Skills Development and Training: The Underestimated Bottleneck
Most articles on business trends in 2024 mention digital transformation without addressing the real blockage: the internal skills deficit. Recruiting a data scientist is not enough if business teams (marketing, sales, finance) do not know how to formulate a need that can be exploited by an AI model or interpret its results.
We recommend targeted investment in three profiles:
- Middle managers, who need to understand what AI can and cannot do to frame projects correctly.
- Sales teams, to leverage personalization and predictive analysis tools in their sales cycle.
- Support functions (legal, HR, finance), which will be the first impacted by the obligations of the AI Act and by document automation.

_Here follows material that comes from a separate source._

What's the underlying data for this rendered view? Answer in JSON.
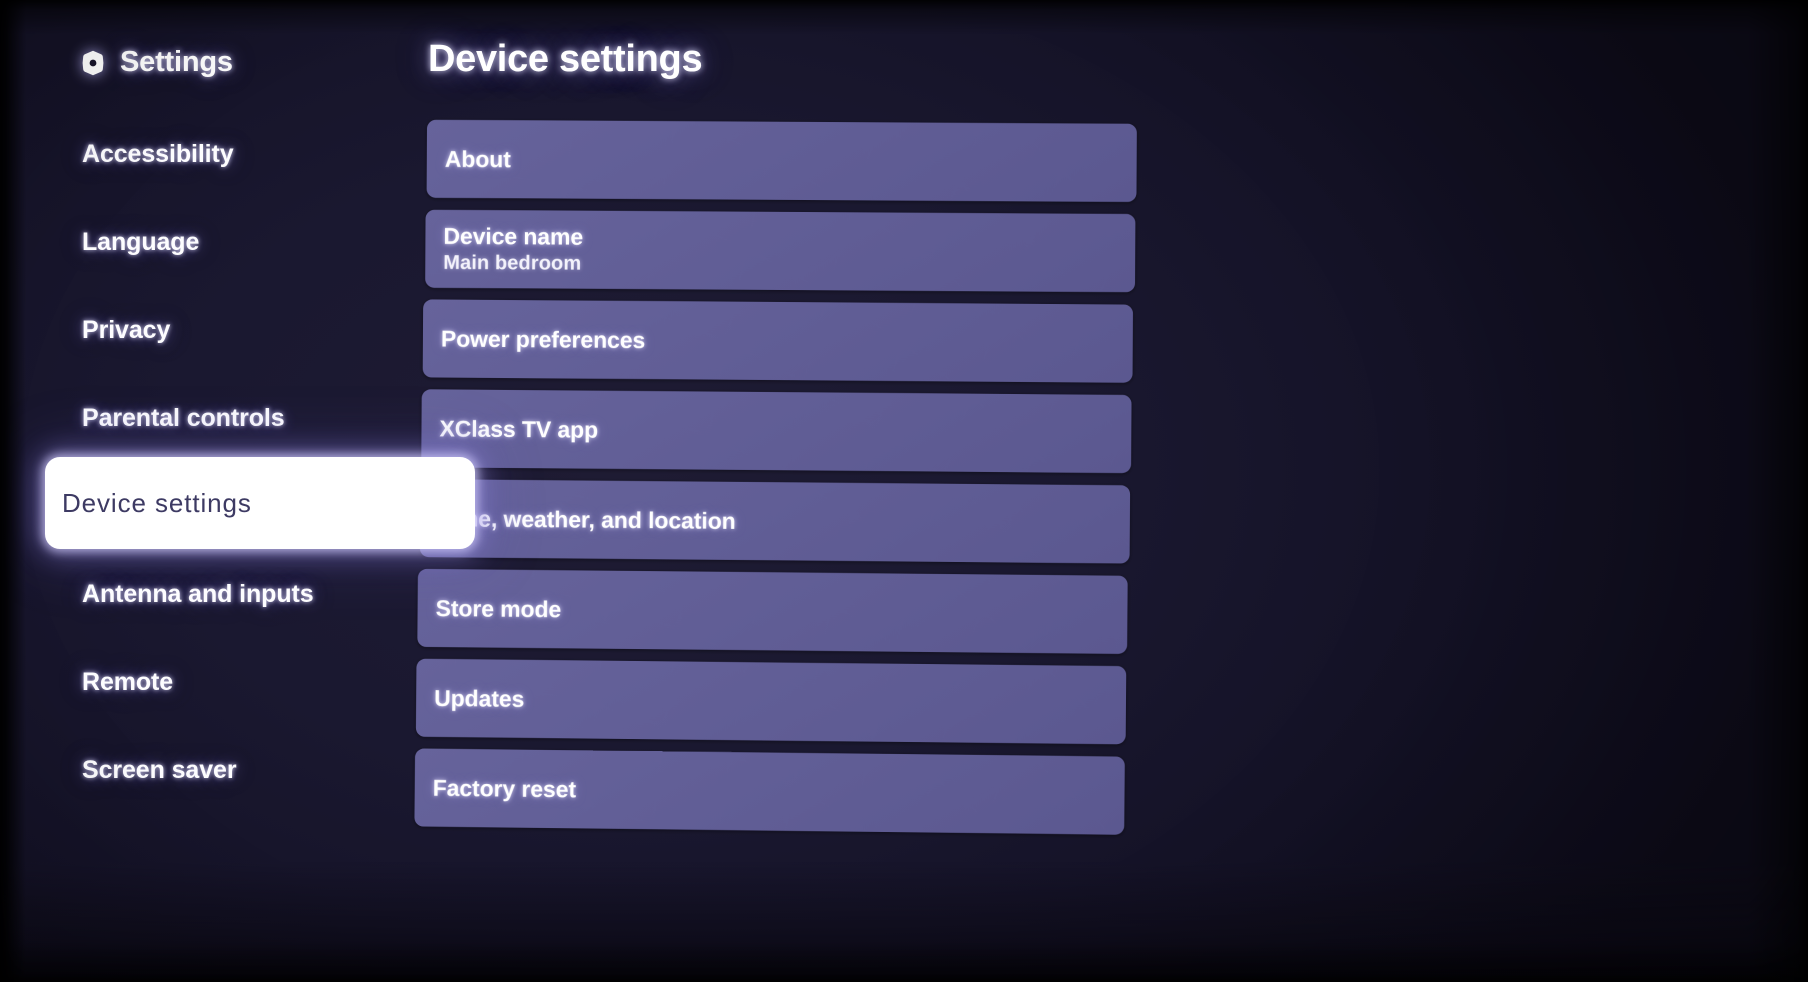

Training should not be a generic e-learning catalog. The programs that work are those built around real use cases from the company, with concrete deliverables to produce during the training.

Customer Strategy and Marketing in 2024: Data-Driven Personalization
Marketing personalization is not new, but customer expectations have changed. Companies that merely insert a first name into an email are losing ground to those that adapt the entire customer journey (content, offer, channel, timing) based on behavioral data.
The most profitable lever remains dynamically segmenting based on actual interactions, not on theoretical personas. A customer who views a product page three times without purchasing is not in the same scenario as a customer who abandoned their cart. Marketing automation tools allow for this granularity, provided the data is clean and centralized.
The other structural change concerns the relationship between acquisition and retention. The cost of customer acquisition is rising across nearly all digital channels. Companies that outperform in 2024 are those that invest as much (if not more) in retention as in acquisition. Developing recurring service offerings, loyalty programs with real added value, and post-purchase content generates a more stable return on investment than advertising overspending.
Managing business by customer margin rather than by lead volume remains the most challenging discipline to instill in sales teams. Yet, it is the one that distinguishes profitable companies from those that are merely visible.
The business world in 2024 no longer rewards mere speed of technological adoption. It rewards the ability to transform technology into an advantage perceived by the customer while mastering the regulatory framework. Companies that balance compliance, skills, and customer personalization gain a sustainable lead.